(Bloomberg) — Potential home buyers are getting discouraged by rising mortgage rates and home prices, according to a survey released on Monday by the New York Federal Reserve.
U.S. consumers expect mortgage rates to increase substantially over the next several years, with households on average projecting rates of 6.7% a year from now and 8.2% in three years, the survey shows.
The average probability of buying a home if a household moved over the next three years dropped sharply to 60.7% from 68.5% in 2021, marking the first decline since the annual housing survey started in 2014.
Respondents said they still view home ownership as a smart financial investment, but the outlook weakened slightly. About 71% of respondents said they thought buying property in their zip code was a “very good” or “somewhat good” investment, down from the survey high of 73.6% seen last year. The share of people who viewed housing as a bad investment ticked up to 9.9% from 6.5% a year ago.

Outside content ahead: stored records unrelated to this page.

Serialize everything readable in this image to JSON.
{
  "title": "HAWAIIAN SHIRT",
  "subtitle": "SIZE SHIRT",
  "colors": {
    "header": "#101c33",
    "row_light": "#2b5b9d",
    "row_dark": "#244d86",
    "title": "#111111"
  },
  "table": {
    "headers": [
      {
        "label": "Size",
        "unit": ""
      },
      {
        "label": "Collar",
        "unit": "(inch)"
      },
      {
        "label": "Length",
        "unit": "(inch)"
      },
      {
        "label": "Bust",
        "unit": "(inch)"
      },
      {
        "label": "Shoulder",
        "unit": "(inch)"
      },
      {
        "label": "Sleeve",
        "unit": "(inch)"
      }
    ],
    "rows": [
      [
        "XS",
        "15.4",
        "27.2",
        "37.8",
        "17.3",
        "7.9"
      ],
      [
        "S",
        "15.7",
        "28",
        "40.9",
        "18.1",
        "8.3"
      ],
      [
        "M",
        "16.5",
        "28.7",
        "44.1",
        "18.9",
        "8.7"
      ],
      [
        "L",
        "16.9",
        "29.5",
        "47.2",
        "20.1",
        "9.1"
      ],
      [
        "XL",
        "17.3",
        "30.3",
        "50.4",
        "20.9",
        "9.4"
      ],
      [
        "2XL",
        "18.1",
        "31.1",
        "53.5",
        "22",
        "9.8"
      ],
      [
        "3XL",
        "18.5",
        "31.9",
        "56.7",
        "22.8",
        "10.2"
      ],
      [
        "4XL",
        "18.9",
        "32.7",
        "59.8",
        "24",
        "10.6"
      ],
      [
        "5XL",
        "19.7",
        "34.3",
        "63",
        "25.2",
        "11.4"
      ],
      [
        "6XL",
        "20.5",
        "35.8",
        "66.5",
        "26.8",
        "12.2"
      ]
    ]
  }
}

U.S. 30-year mortgage rates are surging this year and topped 5% this month for the first time in more than a decade, according to Freddie Mac. They are expected to keep climbing as the Fed pivots to combating the hottest inflation seen in four decades. The Fed raised its benchmark interest rate in March for the first time since 2018 and officials are expected to keep hiking for the rest of the year.
But consumers expect home prices to keep rising even as borrowing costs increase. Respondents surveyed by the New York Fed said they anticipate home prices in their zip code to rise by 7% on average over the next year, up from the 5.7% growth expected last year.
Renters aren’t anticipating any relief in the near term, either. Households said they see rents rising by 11.5% over the next year, up from 6.6% last year.